Audiences and Principles to Help Create Meaningful Products Instead of Bolt-On-UX

Dry erase board sketch of business, art, engineering, and design working together on ux strategy.

Dry erase board sketch of business, art, engineering, and design working together on ux strategy.

In a nutshell: making UX strategy more approachable for business, engineers, artists, and designers.

You can do a lot of good for your audiences by including a wider perspective in a principled way. An approachable way to start: use these two lists to help decisions in making and evolving your product. First list helps with 5 principles to do well by your audiences. Second list is 5 kinds of audiences to include.

Principles to uphold for all 5 audiences.

Dry erase board closeup - principles

Dry erase board closeup - principles

Some professions have oaths to take that encode important commitments to do the right kind of work that helps people and avoids harm. In UX design, I've found that agreed upon principles are useful mechanism. Not an oath, though they help spread awareness of important criteria to influence projects.

Choose principles then continuously refer to them for the life of the project. Consider this list as a starter for your own. I keep iterating and evolving it, here's where it stands today.

Portable product principles starter list:

  • Be inclusive in decision criteria and decision making.
  • Be aware of potential harm though inherent risks, power imbalances, and willful misuse of what you create.
  • Be active in avoiding causing harm.
  • Be accountable to learn and adapt.
  • Be useful, usable, learnable, accessible, and if appropriate: delightful.

Actions you could do for each:

  • Invite people from the 5 audiences listed in the next section, various backgrounds, and dimensions of diversity to learn from. When your team decides it needs to credibly include this learning process.
  • Critique what you make and consider where things could go wrong from a variety of perspectives.
  • Maintain awareness by listening to your audiences and actively seeking to learn from them though non-creepy inclusive opt-in observation and paid research.
  • Your team's criteria for success, ongoing feedback, and awards need to be connected to adapting and learning from your audiences.
  • Use tactical user experience research and design to improve and prove that your product is able to be used by people of many backgrounds, cultures, contexts, abilities.

These are useful qualities to bring to any project, product or service.

Introducing principles to teams and organizations not accustomed can range from enthusiastic to concerned or even no-way-that's-not-for-us conflict. No matter how principles connect for your team, it's a good conversation to have. This is part of the work it takes to live up to taking real action and affecting your work and audience through a UX mindset. You're showing each audience how you care and include.

5 Audiences to Include In Your Decisions

Dry erase board closeup - audiences

Dry erase board closeup - audiences

For UX to be systemic it's important to consider as many humans as you can that relate to the products you create.

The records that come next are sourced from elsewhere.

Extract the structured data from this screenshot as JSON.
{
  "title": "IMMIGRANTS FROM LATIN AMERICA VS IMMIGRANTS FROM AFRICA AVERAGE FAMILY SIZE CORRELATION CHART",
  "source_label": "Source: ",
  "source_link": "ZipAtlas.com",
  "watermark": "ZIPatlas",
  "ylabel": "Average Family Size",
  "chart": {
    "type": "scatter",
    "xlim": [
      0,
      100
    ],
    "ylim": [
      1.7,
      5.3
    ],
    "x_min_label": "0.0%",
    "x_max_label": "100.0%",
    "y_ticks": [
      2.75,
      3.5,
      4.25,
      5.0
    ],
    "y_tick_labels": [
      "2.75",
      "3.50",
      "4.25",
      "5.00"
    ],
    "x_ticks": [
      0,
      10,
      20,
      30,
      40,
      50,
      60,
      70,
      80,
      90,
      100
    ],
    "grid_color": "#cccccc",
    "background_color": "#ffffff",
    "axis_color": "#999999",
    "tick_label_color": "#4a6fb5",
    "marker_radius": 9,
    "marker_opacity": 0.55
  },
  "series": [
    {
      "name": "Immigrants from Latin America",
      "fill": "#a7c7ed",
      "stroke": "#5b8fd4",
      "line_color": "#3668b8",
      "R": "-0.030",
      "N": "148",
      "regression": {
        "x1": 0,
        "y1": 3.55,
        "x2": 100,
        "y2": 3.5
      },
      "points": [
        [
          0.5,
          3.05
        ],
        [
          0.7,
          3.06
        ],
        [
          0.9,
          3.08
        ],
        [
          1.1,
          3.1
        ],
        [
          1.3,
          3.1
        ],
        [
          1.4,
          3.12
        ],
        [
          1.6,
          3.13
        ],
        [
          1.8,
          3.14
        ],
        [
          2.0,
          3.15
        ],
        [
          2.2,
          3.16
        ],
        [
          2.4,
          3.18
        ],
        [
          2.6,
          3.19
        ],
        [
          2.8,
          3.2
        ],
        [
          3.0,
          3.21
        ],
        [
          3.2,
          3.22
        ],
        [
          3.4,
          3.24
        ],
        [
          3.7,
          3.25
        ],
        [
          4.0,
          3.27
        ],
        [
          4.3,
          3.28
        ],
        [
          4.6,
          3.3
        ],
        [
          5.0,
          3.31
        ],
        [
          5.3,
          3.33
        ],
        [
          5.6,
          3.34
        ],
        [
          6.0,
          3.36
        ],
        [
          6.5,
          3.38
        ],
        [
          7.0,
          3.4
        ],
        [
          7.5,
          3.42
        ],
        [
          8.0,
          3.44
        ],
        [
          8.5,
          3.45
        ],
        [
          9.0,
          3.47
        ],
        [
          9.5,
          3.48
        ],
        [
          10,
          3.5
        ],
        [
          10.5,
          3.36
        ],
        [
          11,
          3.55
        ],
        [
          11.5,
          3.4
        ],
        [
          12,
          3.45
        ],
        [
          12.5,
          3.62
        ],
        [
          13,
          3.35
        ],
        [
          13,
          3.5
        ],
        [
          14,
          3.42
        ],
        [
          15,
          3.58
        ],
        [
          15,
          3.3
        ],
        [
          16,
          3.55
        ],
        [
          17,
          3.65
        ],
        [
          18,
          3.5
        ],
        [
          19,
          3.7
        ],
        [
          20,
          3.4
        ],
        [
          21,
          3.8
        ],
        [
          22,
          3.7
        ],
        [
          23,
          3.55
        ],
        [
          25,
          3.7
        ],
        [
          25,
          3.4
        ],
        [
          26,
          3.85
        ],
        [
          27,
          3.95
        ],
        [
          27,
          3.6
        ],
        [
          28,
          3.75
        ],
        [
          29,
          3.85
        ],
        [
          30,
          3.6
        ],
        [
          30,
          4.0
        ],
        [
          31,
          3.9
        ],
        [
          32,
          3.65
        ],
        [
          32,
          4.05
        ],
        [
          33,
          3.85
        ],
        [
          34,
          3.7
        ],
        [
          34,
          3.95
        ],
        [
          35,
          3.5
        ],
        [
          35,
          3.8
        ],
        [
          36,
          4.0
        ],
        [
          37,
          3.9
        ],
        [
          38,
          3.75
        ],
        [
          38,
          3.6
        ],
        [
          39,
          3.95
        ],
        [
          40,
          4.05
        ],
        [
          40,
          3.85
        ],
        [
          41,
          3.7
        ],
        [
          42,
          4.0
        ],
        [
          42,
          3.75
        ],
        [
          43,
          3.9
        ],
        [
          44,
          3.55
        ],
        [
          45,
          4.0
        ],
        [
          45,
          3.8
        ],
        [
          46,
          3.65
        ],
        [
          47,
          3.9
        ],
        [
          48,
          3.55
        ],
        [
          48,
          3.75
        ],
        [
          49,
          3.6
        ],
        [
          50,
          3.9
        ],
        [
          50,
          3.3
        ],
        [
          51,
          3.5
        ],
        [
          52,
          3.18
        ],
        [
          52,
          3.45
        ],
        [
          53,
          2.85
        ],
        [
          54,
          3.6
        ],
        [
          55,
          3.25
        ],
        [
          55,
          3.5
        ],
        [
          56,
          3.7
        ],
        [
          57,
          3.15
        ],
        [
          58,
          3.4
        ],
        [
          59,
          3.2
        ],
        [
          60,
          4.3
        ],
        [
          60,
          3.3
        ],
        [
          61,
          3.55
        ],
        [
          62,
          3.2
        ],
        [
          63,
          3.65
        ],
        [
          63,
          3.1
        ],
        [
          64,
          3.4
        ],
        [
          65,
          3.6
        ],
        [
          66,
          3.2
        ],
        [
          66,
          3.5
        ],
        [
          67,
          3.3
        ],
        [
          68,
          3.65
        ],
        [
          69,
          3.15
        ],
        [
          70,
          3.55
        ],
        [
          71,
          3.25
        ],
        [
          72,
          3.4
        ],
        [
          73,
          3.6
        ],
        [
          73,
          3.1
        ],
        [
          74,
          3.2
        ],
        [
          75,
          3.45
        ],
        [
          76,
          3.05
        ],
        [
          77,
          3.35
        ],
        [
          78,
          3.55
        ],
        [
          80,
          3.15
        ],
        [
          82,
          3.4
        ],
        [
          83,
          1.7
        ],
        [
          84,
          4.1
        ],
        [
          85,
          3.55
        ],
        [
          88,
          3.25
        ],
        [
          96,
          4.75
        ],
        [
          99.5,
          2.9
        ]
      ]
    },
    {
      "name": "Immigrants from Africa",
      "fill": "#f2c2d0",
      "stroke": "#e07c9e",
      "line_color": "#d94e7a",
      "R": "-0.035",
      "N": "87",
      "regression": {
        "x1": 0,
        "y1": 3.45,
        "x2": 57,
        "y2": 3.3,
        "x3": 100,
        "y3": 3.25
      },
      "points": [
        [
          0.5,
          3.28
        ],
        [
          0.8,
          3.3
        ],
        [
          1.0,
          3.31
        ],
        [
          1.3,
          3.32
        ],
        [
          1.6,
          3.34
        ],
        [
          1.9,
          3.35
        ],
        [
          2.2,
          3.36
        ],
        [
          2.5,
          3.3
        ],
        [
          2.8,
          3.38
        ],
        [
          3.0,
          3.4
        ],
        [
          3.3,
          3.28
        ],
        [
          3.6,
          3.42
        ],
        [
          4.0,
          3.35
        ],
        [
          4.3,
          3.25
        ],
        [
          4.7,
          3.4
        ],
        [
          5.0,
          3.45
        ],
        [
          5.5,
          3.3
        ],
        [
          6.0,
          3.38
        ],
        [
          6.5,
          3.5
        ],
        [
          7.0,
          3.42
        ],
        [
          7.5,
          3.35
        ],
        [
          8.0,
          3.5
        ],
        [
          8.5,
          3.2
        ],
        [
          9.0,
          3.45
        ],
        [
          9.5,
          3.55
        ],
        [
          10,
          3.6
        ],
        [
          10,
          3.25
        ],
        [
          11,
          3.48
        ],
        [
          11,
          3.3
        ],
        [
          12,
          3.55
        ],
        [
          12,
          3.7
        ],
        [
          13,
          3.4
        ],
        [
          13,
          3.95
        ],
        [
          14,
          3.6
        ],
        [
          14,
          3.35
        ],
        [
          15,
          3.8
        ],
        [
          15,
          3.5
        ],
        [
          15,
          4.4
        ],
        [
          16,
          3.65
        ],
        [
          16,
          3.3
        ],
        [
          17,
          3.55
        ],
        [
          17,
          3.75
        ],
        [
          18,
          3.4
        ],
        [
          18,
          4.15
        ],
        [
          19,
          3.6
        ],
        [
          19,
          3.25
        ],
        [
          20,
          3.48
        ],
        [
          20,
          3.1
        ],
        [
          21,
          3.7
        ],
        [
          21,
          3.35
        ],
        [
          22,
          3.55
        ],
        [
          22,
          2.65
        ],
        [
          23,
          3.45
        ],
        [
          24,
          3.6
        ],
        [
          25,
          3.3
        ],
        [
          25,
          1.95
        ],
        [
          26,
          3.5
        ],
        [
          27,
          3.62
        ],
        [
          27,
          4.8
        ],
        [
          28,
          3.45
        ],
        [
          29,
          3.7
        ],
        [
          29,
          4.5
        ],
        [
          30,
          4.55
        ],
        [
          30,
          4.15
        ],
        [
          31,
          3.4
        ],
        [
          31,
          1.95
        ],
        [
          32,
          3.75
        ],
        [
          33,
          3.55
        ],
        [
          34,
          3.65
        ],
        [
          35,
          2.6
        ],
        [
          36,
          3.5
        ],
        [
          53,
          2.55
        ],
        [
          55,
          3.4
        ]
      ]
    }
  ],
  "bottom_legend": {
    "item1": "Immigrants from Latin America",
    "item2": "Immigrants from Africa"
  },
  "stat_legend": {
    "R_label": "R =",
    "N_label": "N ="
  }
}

  • Your Main Audience: these are the people you think about most to make meaningful products. What are their cares, goals, needs that relate to your product? How can you user your capabilities to bring them benefit in a principled way? Commonly thought of as your user, though once you look at how different groups are connected and affected by your product, you'll see that each group can be a kind of user of some aspect of the product.
  • Your Organization: the people who fund and create space and foundational process to make your product successful. The goals, culture, expectations of your organization are important to your product so you can succeed together through shared purpose.
  • Your Team: each person on your team brings a piece of capability and care and connection to the purpose that weaves all your different skills together. How you communicate and collaborate together will be greatly affected by your ability to see each other as whole humans with different perspectives.
  • The World: in general and a big picture way, what about your product is helping the world? This includes the locales you serve, cultures, industries related to what you make and how you make it. How does your team work to learn from a big picture and see contexts that your product connects?
  • You: as an individual in a team, at a company, in an industry, serving an audience, considering the big picture, what are you noticing and learning from paying attention to your own goals and affect on what you make?

Meaningful Design vs. Bolt-On-UX

Considering humans and making things better for them. Sounds like a worthy practice on the face of it. It's easy to miss two important things, that without will send you on the path of bolt-on-ux. That's when experience design is focused on tactical aesthetics and behavior reinforcement after a product is mostly created.

Meaningful design is both strategic and tactical that weaves together business, engineering, design, art, and the other contributors to a project.

If design happens later, it's effectively bolted on to some other ideas. Those ideas whether intentional or not may not have great outcomes for the different audiences interconnected through this product.

What are you making more palatable through improved interactions? Is it avoidable harm? A good metaphor to consider is The Angler Fish of UX. We can make the bad worse, we can make the negative palatable enough. Abusive patterns are possible with the skills you learn to include humans with your systems.

To avoid bolt-on-ux you need to start with being more systemic about the audiences you include to influence the work and you need to commit to principles that bring benefit without harm to those audiences.